«Chi non lo sa non lo può nemmeno immaginare che in una strada di Milano non particolarmente bella, in un quartiere non particolarmente centrale, dietro le tende e i bei poster (i dipinti dentro) di Paolo Ferrari, si cela uno dei migliori locali “non solo di Milano”, uno dei pochi templi della cucina assolutamente italiana, tradizione alleggerita e rivisitata, ma tradizione nazionale». Scriveva così il “nostro” Giancarlo Perrotta, curatore insieme a Clara Barra della guida Ristoranti d’Italia per oltre un decennio. Il “notaio” aveva ben individuato la forza del Luogo di Aimo e Nadia, ovvero quella ricerca costante e appassionata della materia prima. Ricerca che, di quei e questi tempi, è il vero punto di discrimine tra la buona cucina e la tecnica impersonale.
Aimo e Nadia. Foto di Alberto Blasetti
Nel ristorante di Aimo Moroni, morto all’età di 91 anni, e Nadia Giuntoli, la grande materia selezionata da Moroni in persona ha da sempre caratterizzato la loro cucina, fatta di profumi e sapori nitidi e intensi come pochi.
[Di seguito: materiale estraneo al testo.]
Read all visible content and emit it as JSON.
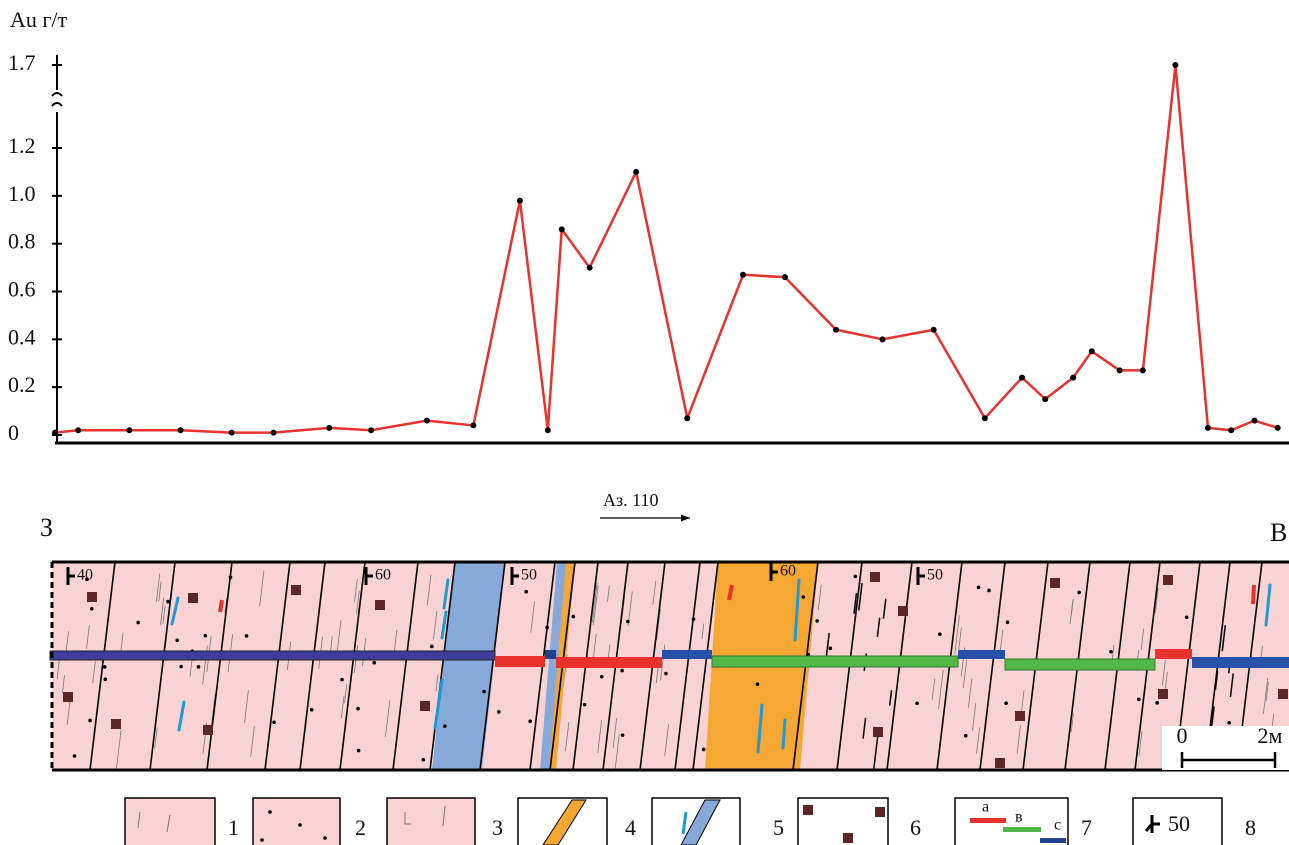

Già in epoca non sospetta un piattino di olio da gustare con il pane rappresentava un grandissimo inizio perché Aimo sapeva, ha sempre saputo, essere ferreo nella scelta dell’olio perfetto. Ed è così che si rimaneva folgorati da un “semplice” pomodoro crudo accompagnato da olive, capperi e origano di Pantelleria sul crostino di pane, «per scoprire che il sapore vero del pomodoro forse lo si era dimenticato», commentava Marco Bolasco – oggi direttore dell’area non-fiction di Giunti Editore e fondatore di Topic – nella recensione datata 2006. Ed effettivamente i piatti che hanno fatto la storia del Luogo di Aimo e Nadia hanno tutti come filo conduttore un viaggio in profondità al cuore dell’ingrediente.
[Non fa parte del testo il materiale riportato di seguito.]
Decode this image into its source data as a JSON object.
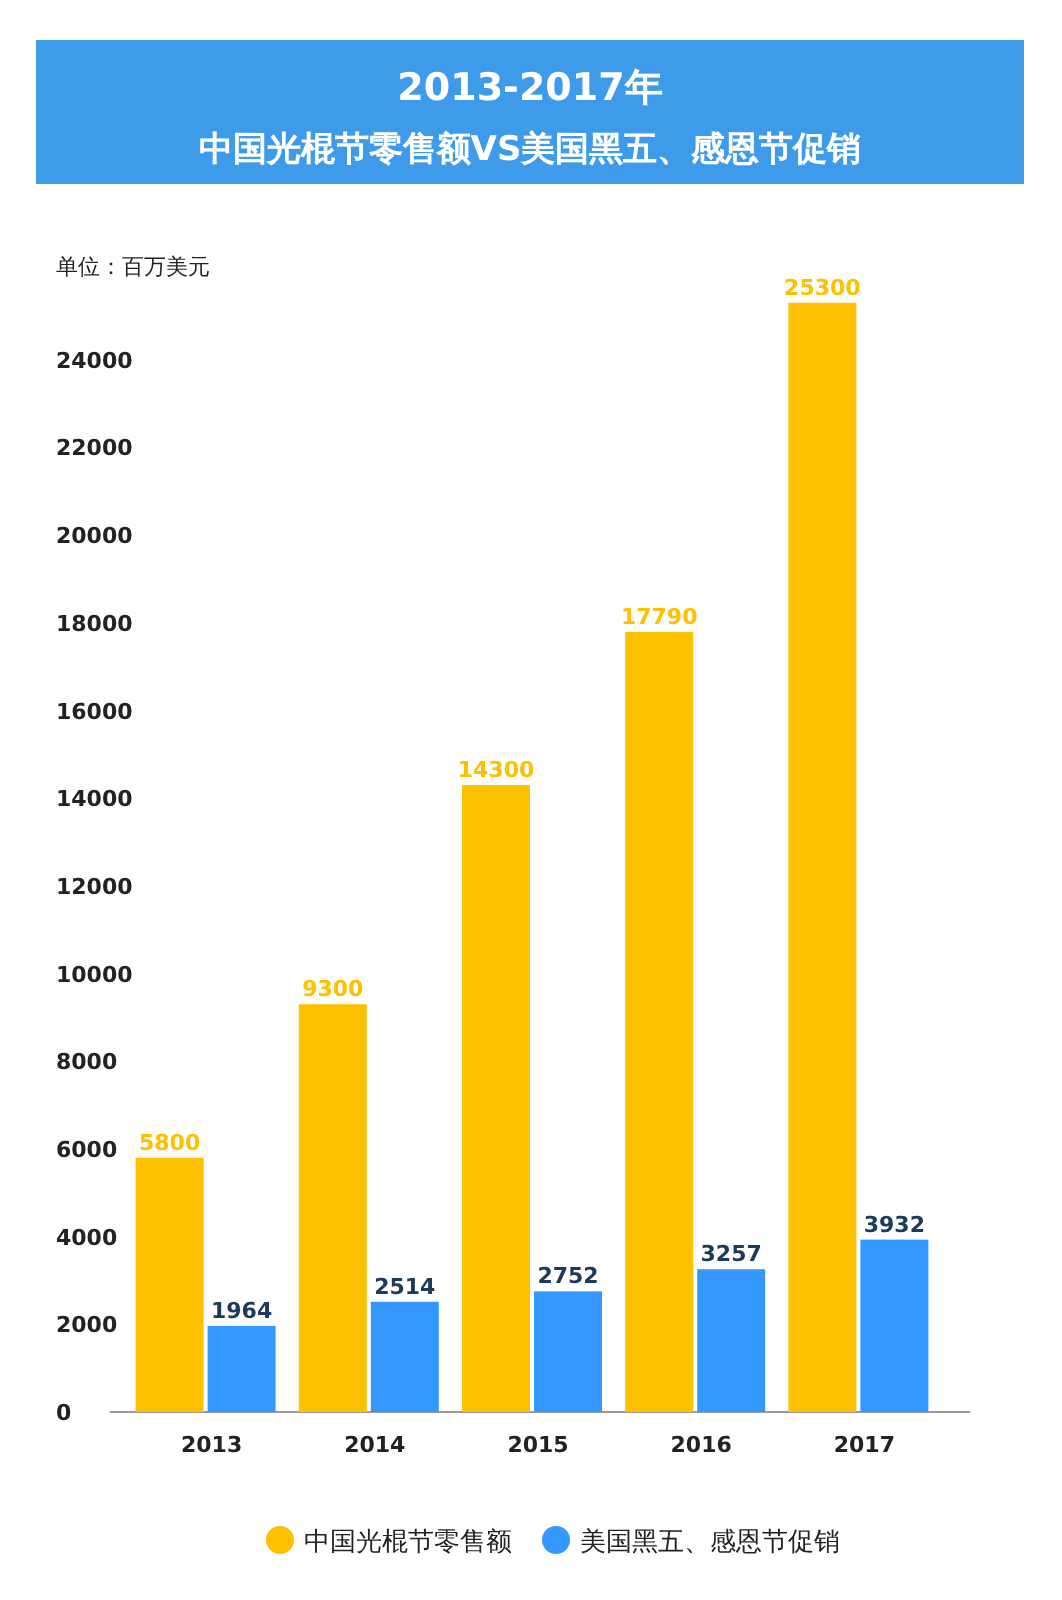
{
  "chart_data": {
    "type": "bar",
    "title": "2013-2017年",
    "subtitle": "中国光棍节零售额VS美国黑五、感恩节促销",
    "ylabel": "单位：百万美元",
    "categories": [
      "2013",
      "2014",
      "2015",
      "2016",
      "2017"
    ],
    "series": [
      {
        "name": "中国光棍节零售额",
        "color": "#ffc000",
        "values": [
          5800,
          9300,
          14300,
          17790,
          25300
        ]
      },
      {
        "name": "美国黑五、感恩节促销",
        "color": "#3399ff",
        "values": [
          1964,
          2514,
          2752,
          3257,
          3932
        ]
      }
    ],
    "ylim": [
      0,
      25500
    ],
    "yticks": [
      0,
      2000,
      4000,
      6000,
      8000,
      10000,
      12000,
      14000,
      16000,
      18000,
      20000,
      22000,
      24000
    ],
    "data_labels": true,
    "grid": false,
    "legend": "bottom"
  }
}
Tra i piatti storici compaiono il risotto carnaroli all’olio di Nocellara con gamberi viola di Sanremo, pomodori cuore di bue, burrata ed erbe aromatiche, il gambero viola di Sanremo ai tre legumi e, andando a ritroso nel tempo, una ricetta di Nadia, le Fettuccelle di pasta fresca con faraona piemontese e funghi porcini. Ma sono due i piatti entrati nella memoria culinaria collettiva: i mitici spaghetti di grano duro con cipollotto di Tropea, peperoncino di Diamante, un filo d’olio e basilico ligure, nati nella prima decade dell’allora Trattoria da Aimo e Nadia, e la zuppa etrusca con ortaggi di stagione, legumi, farro della Garfagnana e fiori di finocchio selvatico. La più alta sintesi della cucina del Luogo, dove materie prime indimenticabili interagiscono al meglio tra loro in una armonia che nulla toglie ai singoli ingredienti.
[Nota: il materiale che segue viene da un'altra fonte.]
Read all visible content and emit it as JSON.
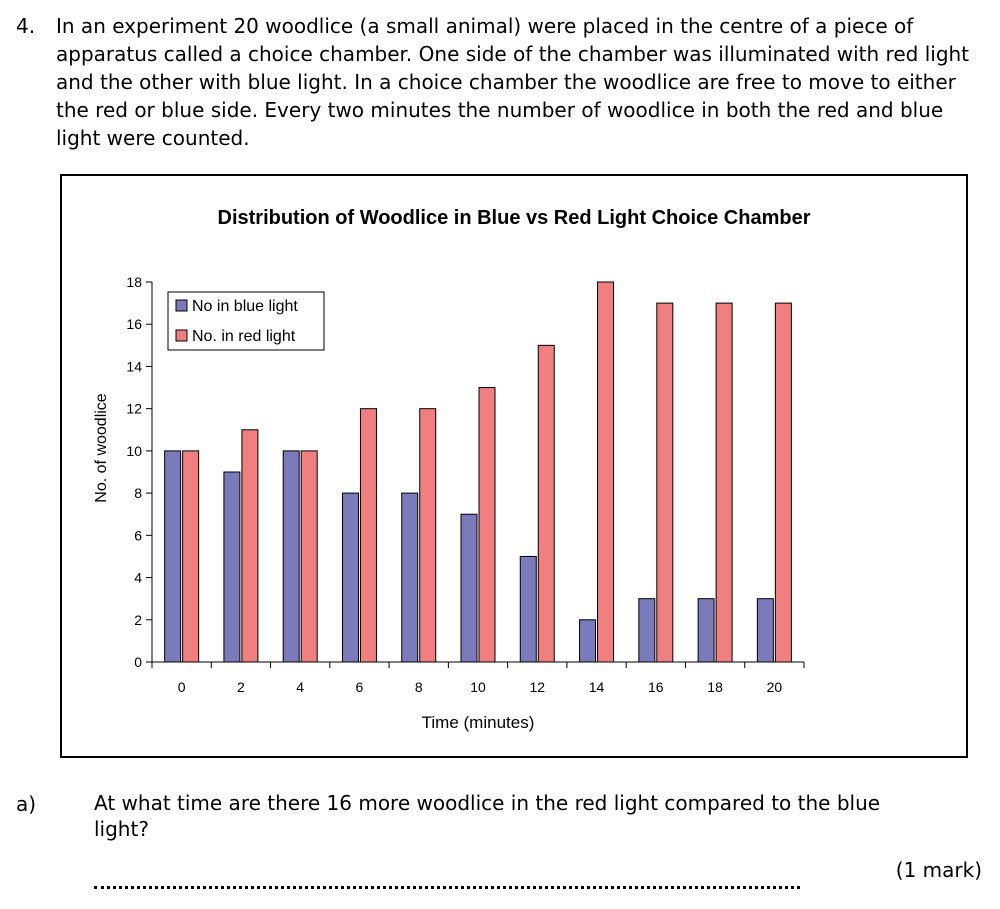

La zuppa etrusca è un vero capolavoro che, come si legge nel sito del ristorante, rappresenta un «simbolo indiscusso del duro lavoro portato avanti dalla coppia tra gli anni 70′ e l’inizio degli anni 80′ (culminato nell’ottenimento della stella Michelin)» volto a portare alta la bandiera della tradizione con una concezione estremamente moderna della cucina. E con spirito moderno e inusuale Aimo e Nadia sono stati capaci, al momento giusto, di lasciare spazio ad Alessandro Negrini e Fabio Pisani, due bravi giovani chef con la voglia di osare un po’ di più senza però tradire l’immensa eredità di Aimo.
«Il più grande torto che potrebbero farmi Fabio e Alessandro?», ha candidamente confessato in un’intervista al Gambero Rosso della giornalista Sonia Gioia «Cancellare quei piatti dalla carta».